Die Unterstützung für die verschiedenen kurdischen Guerillagruppen und dem Widerstand generell nährt sich auch aus der destruktiven Wut der Islamisten. Derzeit versucht man die weitläufigen Olivenplantagen zu zerstören und die dadurch entstandenen Hölzer gewinnbringend in die Türkei zu verkaufen.
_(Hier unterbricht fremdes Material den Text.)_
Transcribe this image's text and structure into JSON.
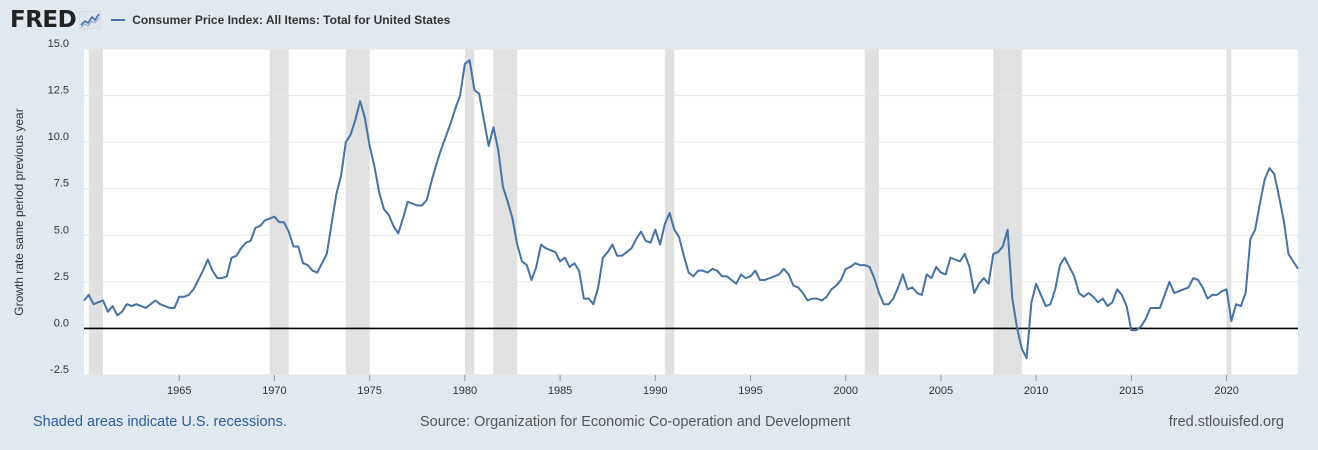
{
  "header": {
    "logo_text": "FRED",
    "logo_icon": "sparkline-chart-icon"
  },
  "footer": {
    "recessions_note": "Shaded areas indicate U.S. recessions.",
    "source": "Source: Organization for Economic Co-operation and Development",
    "url": "fred.stlouisfed.org"
  },
  "colors": {
    "background": "#e1e9f0",
    "plot_bg": "#ffffff",
    "series": "#4572a7",
    "recession": "#e1e1e1",
    "zero_line": "#000000"
  },
  "chart_data": {
    "type": "line",
    "title": "",
    "xlabel": "",
    "ylabel": "Growth rate same period previous year",
    "xlim": [
      1960.0,
      2023.75
    ],
    "ylim": [
      -2.5,
      15.0
    ],
    "yticks": [
      "15.0",
      "12.5",
      "10.0",
      "7.5",
      "5.0",
      "2.5",
      "0.0",
      "-2.5"
    ],
    "xticks": [
      "1965",
      "1970",
      "1975",
      "1980",
      "1985",
      "1990",
      "1995",
      "2000",
      "2005",
      "2010",
      "2015",
      "2020"
    ],
    "grid": true,
    "legend_position": "top-left",
    "recessions": [
      [
        1960.25,
        1961.0
      ],
      [
        1969.75,
        1970.75
      ],
      [
        1973.75,
        1975.0
      ],
      [
        1980.0,
        1980.5
      ],
      [
        1981.5,
        1982.75
      ],
      [
        1990.5,
        1991.0
      ],
      [
        2001.0,
        2001.75
      ],
      [
        2007.75,
        2009.25
      ],
      [
        2020.0,
        2020.25
      ]
    ],
    "series": [
      {
        "name": "Consumer Price Index: All Items: Total for United States",
        "values": [
          [
            1960.0,
            1.5
          ],
          [
            1960.25,
            1.8
          ],
          [
            1960.5,
            1.3
          ],
          [
            1960.75,
            1.4
          ],
          [
            1961.0,
            1.5
          ],
          [
            1961.25,
            0.9
          ],
          [
            1961.5,
            1.2
          ],
          [
            1961.75,
            0.7
          ],
          [
            1962.0,
            0.9
          ],
          [
            1962.25,
            1.3
          ],
          [
            1962.5,
            1.2
          ],
          [
            1962.75,
            1.3
          ],
          [
            1963.0,
            1.2
          ],
          [
            1963.25,
            1.1
          ],
          [
            1963.5,
            1.3
          ],
          [
            1963.75,
            1.5
          ],
          [
            1964.0,
            1.3
          ],
          [
            1964.25,
            1.2
          ],
          [
            1964.5,
            1.1
          ],
          [
            1964.75,
            1.1
          ],
          [
            1965.0,
            1.7
          ],
          [
            1965.25,
            1.7
          ],
          [
            1965.5,
            1.8
          ],
          [
            1965.75,
            2.1
          ],
          [
            1966.0,
            2.6
          ],
          [
            1966.25,
            3.1
          ],
          [
            1966.5,
            3.7
          ],
          [
            1966.75,
            3.1
          ],
          [
            1967.0,
            2.7
          ],
          [
            1967.25,
            2.7
          ],
          [
            1967.5,
            2.8
          ],
          [
            1967.75,
            3.8
          ],
          [
            1968.0,
            3.9
          ],
          [
            1968.25,
            4.3
          ],
          [
            1968.5,
            4.6
          ],
          [
            1968.75,
            4.7
          ],
          [
            1969.0,
            5.4
          ],
          [
            1969.25,
            5.5
          ],
          [
            1969.5,
            5.8
          ],
          [
            1969.75,
            5.9
          ],
          [
            1970.0,
            6.0
          ],
          [
            1970.25,
            5.7
          ],
          [
            1970.5,
            5.7
          ],
          [
            1970.75,
            5.2
          ],
          [
            1971.0,
            4.4
          ],
          [
            1971.25,
            4.4
          ],
          [
            1971.5,
            3.5
          ],
          [
            1971.75,
            3.4
          ],
          [
            1972.0,
            3.1
          ],
          [
            1972.25,
            3.0
          ],
          [
            1972.5,
            3.5
          ],
          [
            1972.75,
            4.0
          ],
          [
            1973.0,
            5.6
          ],
          [
            1973.25,
            7.2
          ],
          [
            1973.5,
            8.2
          ],
          [
            1973.75,
            10.0
          ],
          [
            1974.0,
            10.4
          ],
          [
            1974.25,
            11.2
          ],
          [
            1974.5,
            12.2
          ],
          [
            1974.75,
            11.3
          ],
          [
            1975.0,
            9.8
          ],
          [
            1975.25,
            8.7
          ],
          [
            1975.5,
            7.3
          ],
          [
            1975.75,
            6.4
          ],
          [
            1976.0,
            6.1
          ],
          [
            1976.25,
            5.5
          ],
          [
            1976.5,
            5.1
          ],
          [
            1976.75,
            5.9
          ],
          [
            1977.0,
            6.8
          ],
          [
            1977.25,
            6.7
          ],
          [
            1977.5,
            6.6
          ],
          [
            1977.75,
            6.6
          ],
          [
            1978.0,
            6.9
          ],
          [
            1978.25,
            7.9
          ],
          [
            1978.5,
            8.8
          ],
          [
            1978.75,
            9.6
          ],
          [
            1979.0,
            10.3
          ],
          [
            1979.25,
            11.0
          ],
          [
            1979.5,
            11.8
          ],
          [
            1979.75,
            12.5
          ],
          [
            1980.0,
            14.2
          ],
          [
            1980.25,
            14.4
          ],
          [
            1980.5,
            12.8
          ],
          [
            1980.75,
            12.6
          ],
          [
            1981.0,
            11.2
          ],
          [
            1981.25,
            9.8
          ],
          [
            1981.5,
            10.8
          ],
          [
            1981.75,
            9.6
          ],
          [
            1982.0,
            7.6
          ],
          [
            1982.25,
            6.8
          ],
          [
            1982.5,
            5.9
          ],
          [
            1982.75,
            4.5
          ],
          [
            1983.0,
            3.6
          ],
          [
            1983.25,
            3.4
          ],
          [
            1983.5,
            2.6
          ],
          [
            1983.75,
            3.3
          ],
          [
            1984.0,
            4.5
          ],
          [
            1984.25,
            4.3
          ],
          [
            1984.5,
            4.2
          ],
          [
            1984.75,
            4.1
          ],
          [
            1985.0,
            3.6
          ],
          [
            1985.25,
            3.8
          ],
          [
            1985.5,
            3.3
          ],
          [
            1985.75,
            3.5
          ],
          [
            1986.0,
            3.1
          ],
          [
            1986.25,
            1.6
          ],
          [
            1986.5,
            1.6
          ],
          [
            1986.75,
            1.3
          ],
          [
            1987.0,
            2.2
          ],
          [
            1987.25,
            3.8
          ],
          [
            1987.5,
            4.1
          ],
          [
            1987.75,
            4.5
          ],
          [
            1988.0,
            3.9
          ],
          [
            1988.25,
            3.9
          ],
          [
            1988.5,
            4.1
          ],
          [
            1988.75,
            4.3
          ],
          [
            1989.0,
            4.8
          ],
          [
            1989.25,
            5.2
          ],
          [
            1989.5,
            4.7
          ],
          [
            1989.75,
            4.6
          ],
          [
            1990.0,
            5.3
          ],
          [
            1990.25,
            4.5
          ],
          [
            1990.5,
            5.6
          ],
          [
            1990.75,
            6.2
          ],
          [
            1991.0,
            5.3
          ],
          [
            1991.25,
            4.9
          ],
          [
            1991.5,
            3.9
          ],
          [
            1991.75,
            3.0
          ],
          [
            1992.0,
            2.8
          ],
          [
            1992.25,
            3.1
          ],
          [
            1992.5,
            3.1
          ],
          [
            1992.75,
            3.0
          ],
          [
            1993.0,
            3.2
          ],
          [
            1993.25,
            3.1
          ],
          [
            1993.5,
            2.8
          ],
          [
            1993.75,
            2.8
          ],
          [
            1994.0,
            2.6
          ],
          [
            1994.25,
            2.4
          ],
          [
            1994.5,
            2.9
          ],
          [
            1994.75,
            2.7
          ],
          [
            1995.0,
            2.8
          ],
          [
            1995.25,
            3.1
          ],
          [
            1995.5,
            2.6
          ],
          [
            1995.75,
            2.6
          ],
          [
            1996.0,
            2.7
          ],
          [
            1996.25,
            2.8
          ],
          [
            1996.5,
            2.9
          ],
          [
            1996.75,
            3.2
          ],
          [
            1997.0,
            2.9
          ],
          [
            1997.25,
            2.3
          ],
          [
            1997.5,
            2.2
          ],
          [
            1997.75,
            1.9
          ],
          [
            1998.0,
            1.5
          ],
          [
            1998.25,
            1.6
          ],
          [
            1998.5,
            1.6
          ],
          [
            1998.75,
            1.5
          ],
          [
            1999.0,
            1.7
          ],
          [
            1999.25,
            2.1
          ],
          [
            1999.5,
            2.3
          ],
          [
            1999.75,
            2.6
          ],
          [
            2000.0,
            3.2
          ],
          [
            2000.25,
            3.3
          ],
          [
            2000.5,
            3.5
          ],
          [
            2000.75,
            3.4
          ],
          [
            2001.0,
            3.4
          ],
          [
            2001.25,
            3.3
          ],
          [
            2001.5,
            2.7
          ],
          [
            2001.75,
            1.9
          ],
          [
            2002.0,
            1.3
          ],
          [
            2002.25,
            1.3
          ],
          [
            2002.5,
            1.6
          ],
          [
            2002.75,
            2.2
          ],
          [
            2003.0,
            2.9
          ],
          [
            2003.25,
            2.1
          ],
          [
            2003.5,
            2.2
          ],
          [
            2003.75,
            1.9
          ],
          [
            2004.0,
            1.8
          ],
          [
            2004.25,
            2.9
          ],
          [
            2004.5,
            2.7
          ],
          [
            2004.75,
            3.3
          ],
          [
            2005.0,
            3.0
          ],
          [
            2005.25,
            2.9
          ],
          [
            2005.5,
            3.8
          ],
          [
            2005.75,
            3.7
          ],
          [
            2006.0,
            3.6
          ],
          [
            2006.25,
            4.0
          ],
          [
            2006.5,
            3.3
          ],
          [
            2006.75,
            1.9
          ],
          [
            2007.0,
            2.4
          ],
          [
            2007.25,
            2.7
          ],
          [
            2007.5,
            2.4
          ],
          [
            2007.75,
            4.0
          ],
          [
            2008.0,
            4.1
          ],
          [
            2008.25,
            4.4
          ],
          [
            2008.5,
            5.3
          ],
          [
            2008.75,
            1.6
          ],
          [
            2009.0,
            0.0
          ],
          [
            2009.25,
            -1.1
          ],
          [
            2009.5,
            -1.6
          ],
          [
            2009.75,
            1.4
          ],
          [
            2010.0,
            2.4
          ],
          [
            2010.25,
            1.8
          ],
          [
            2010.5,
            1.2
          ],
          [
            2010.75,
            1.3
          ],
          [
            2011.0,
            2.1
          ],
          [
            2011.25,
            3.4
          ],
          [
            2011.5,
            3.8
          ],
          [
            2011.75,
            3.3
          ],
          [
            2012.0,
            2.8
          ],
          [
            2012.25,
            1.9
          ],
          [
            2012.5,
            1.7
          ],
          [
            2012.75,
            1.9
          ],
          [
            2013.0,
            1.7
          ],
          [
            2013.25,
            1.4
          ],
          [
            2013.5,
            1.6
          ],
          [
            2013.75,
            1.2
          ],
          [
            2014.0,
            1.4
          ],
          [
            2014.25,
            2.1
          ],
          [
            2014.5,
            1.8
          ],
          [
            2014.75,
            1.2
          ],
          [
            2015.0,
            -0.1
          ],
          [
            2015.25,
            -0.1
          ],
          [
            2015.5,
            0.1
          ],
          [
            2015.75,
            0.5
          ],
          [
            2016.0,
            1.1
          ],
          [
            2016.25,
            1.1
          ],
          [
            2016.5,
            1.1
          ],
          [
            2016.75,
            1.8
          ],
          [
            2017.0,
            2.5
          ],
          [
            2017.25,
            1.9
          ],
          [
            2017.5,
            2.0
          ],
          [
            2017.75,
            2.1
          ],
          [
            2018.0,
            2.2
          ],
          [
            2018.25,
            2.7
          ],
          [
            2018.5,
            2.6
          ],
          [
            2018.75,
            2.2
          ],
          [
            2019.0,
            1.6
          ],
          [
            2019.25,
            1.8
          ],
          [
            2019.5,
            1.8
          ],
          [
            2019.75,
            2.0
          ],
          [
            2020.0,
            2.1
          ],
          [
            2020.25,
            0.4
          ],
          [
            2020.5,
            1.3
          ],
          [
            2020.75,
            1.2
          ],
          [
            2021.0,
            1.9
          ],
          [
            2021.25,
            4.8
          ],
          [
            2021.5,
            5.3
          ],
          [
            2021.75,
            6.7
          ],
          [
            2022.0,
            8.0
          ],
          [
            2022.25,
            8.6
          ],
          [
            2022.5,
            8.3
          ],
          [
            2022.75,
            7.1
          ],
          [
            2023.0,
            5.8
          ],
          [
            2023.25,
            4.0
          ],
          [
            2023.5,
            3.6
          ],
          [
            2023.75,
            3.2
          ]
        ]
      }
    ]
  }
}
Afrin ist nicht nur bekannt für seine Olivenbäume, auch haben Oliven vor Ort eine enorme symbolische Bedeutung (nicht umsonst nannte die türkische Armee ihre Offensive in Afrin „Operation Olivenzweig“). Immer wieder entstehen Brände auf den Plantagen, die den Aufständischen zugeschrieben werden. Türkische Unternehmer brüsten sich damit, Olivenöl aus Afrin international weiterzuverkaufen. Die noch aus dem 19. Jahrhundert stammenden Eisenbahnstrecken werden von verschiedenen Organisationen abgebaut und das Metall eingeschmolzen, alles für den eigenen Gewinn.
Außerdem gibt es Berichte von ständigen Entführungen und Denunziationen von kurdischen Einwohnern, um die arabischen Flüchtlinge aus den anderen Teilen Syriens zu bevorteilen. So entführten Islamisten eine Familie und verlangte vom Vater Lösegeld, ansonsten werden sie umgebracht. Wenige Wochen später wurde die Familie tot aufgefunden. An einem Kontrollpunkt wurden zwei Zivilisten zunächst gefangen genommen und daraufhin exekutiert. Kurdische Bewohner werden zwangsenteignet und die Wohnungen daraufhin Flüchtlingen aus Ost-Ghouta gegeben. Währenddessen leben weiterhin etwa 150.000 Afrin-Einwohner in der Aleppo-Provinz, zwischen Tel Rifaat und der Millionenstadt Aleppo selber, in Flüchtlingslagern und besitzen keinen Zugang zu einer humanitären Versorgung.